Awareness of the correlation between domestic violence and child abuse has grown because of recent high-profile cases in the media. This attention highlights the effects domestic violence can have on families and children.

According to the Virginia Department of Social Services, as many as 3 million children witness domestic violence each year nationwide. In families where domestic violence occurs, child abuse is 15 times more likely to occur.

Caretakers often believe they are protecting their children from witnessing abuse within the home, however 80%-90% of children in homes where domestic violence occurs, can provide detailed accounts of the violence.

The effects of domestic violence on children can range from cognitive and attitudinal problems such as poor school performance and acceptance of violent behaviors and attitudes, to behavioral, social and emotional problems. Children may express higher levels of aggression and hostility, along with poor relationships and low self-esteem.

Studies have shown that children who are abused or witness abuse are also at a higher risk of becoming violent themselves, particularly toward their own children and/or spouses.

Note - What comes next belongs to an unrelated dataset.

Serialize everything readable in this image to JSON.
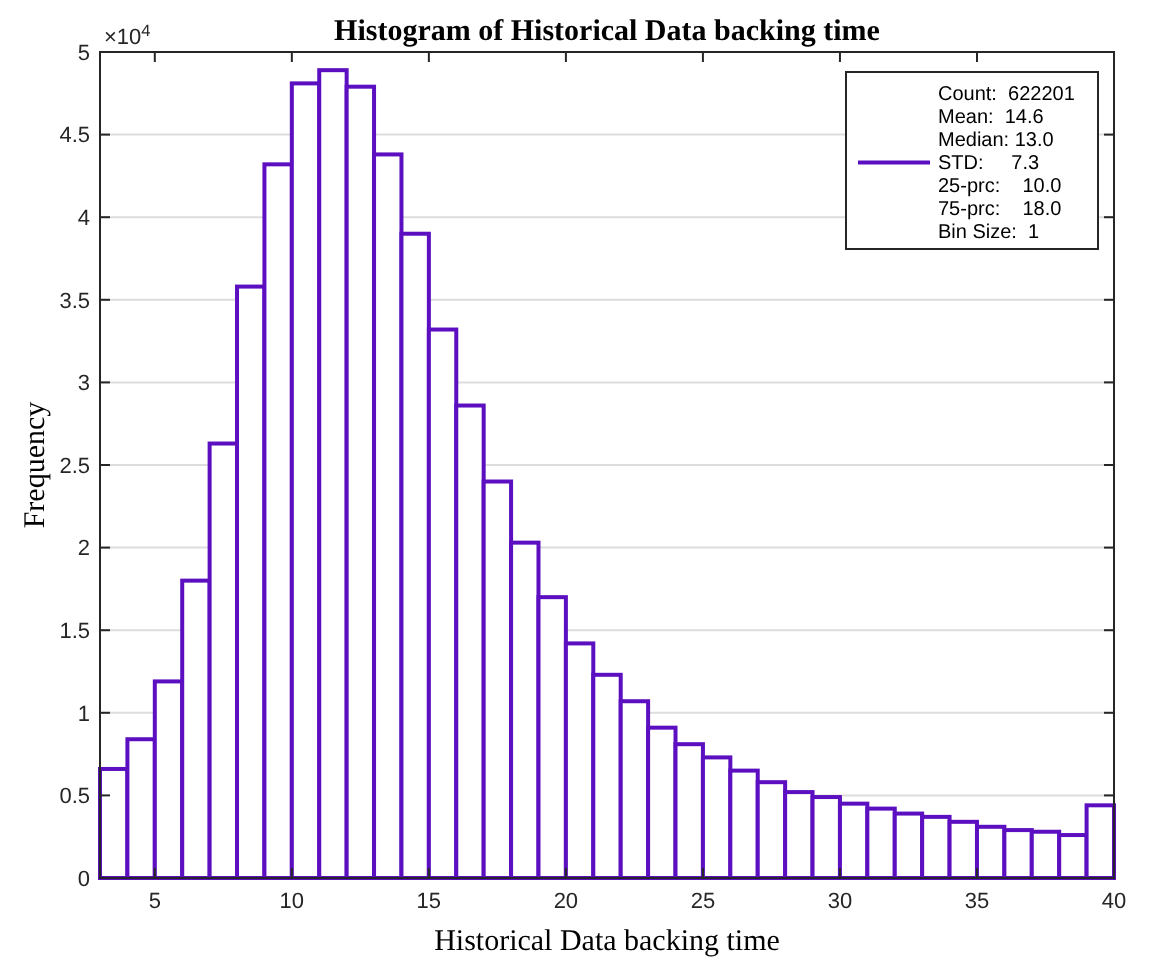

Additionally, approximately 30% of abused and neglected children will eventually victimize their own children, according to a study by Prevent Child Abuse New York.

Within SCAN’s programs, the reported percentage of families experiencing domestic violence is about 40-45%. When counselors assess the presence of domestic violence during the intake process for the Family Support Program (FSP), they support and empower survivors to seek resources such as domestic violence counseling or groups, and safety planning. This involves referrals to local agencies and case management for follow up.

In FSP parenting groups, the impact of domestic violence on adult survivors as well as the impact on childhood development is explored and education is provided. The reverberating impacts of domestic violence on children is explored in the form of trauma responses that vary from behavioral disturbances, emotional disorders and problematic relationships. Group facilitators monitor how parents are navigating these effects during the course and make appropriate referrals or reports when child safety is a concern.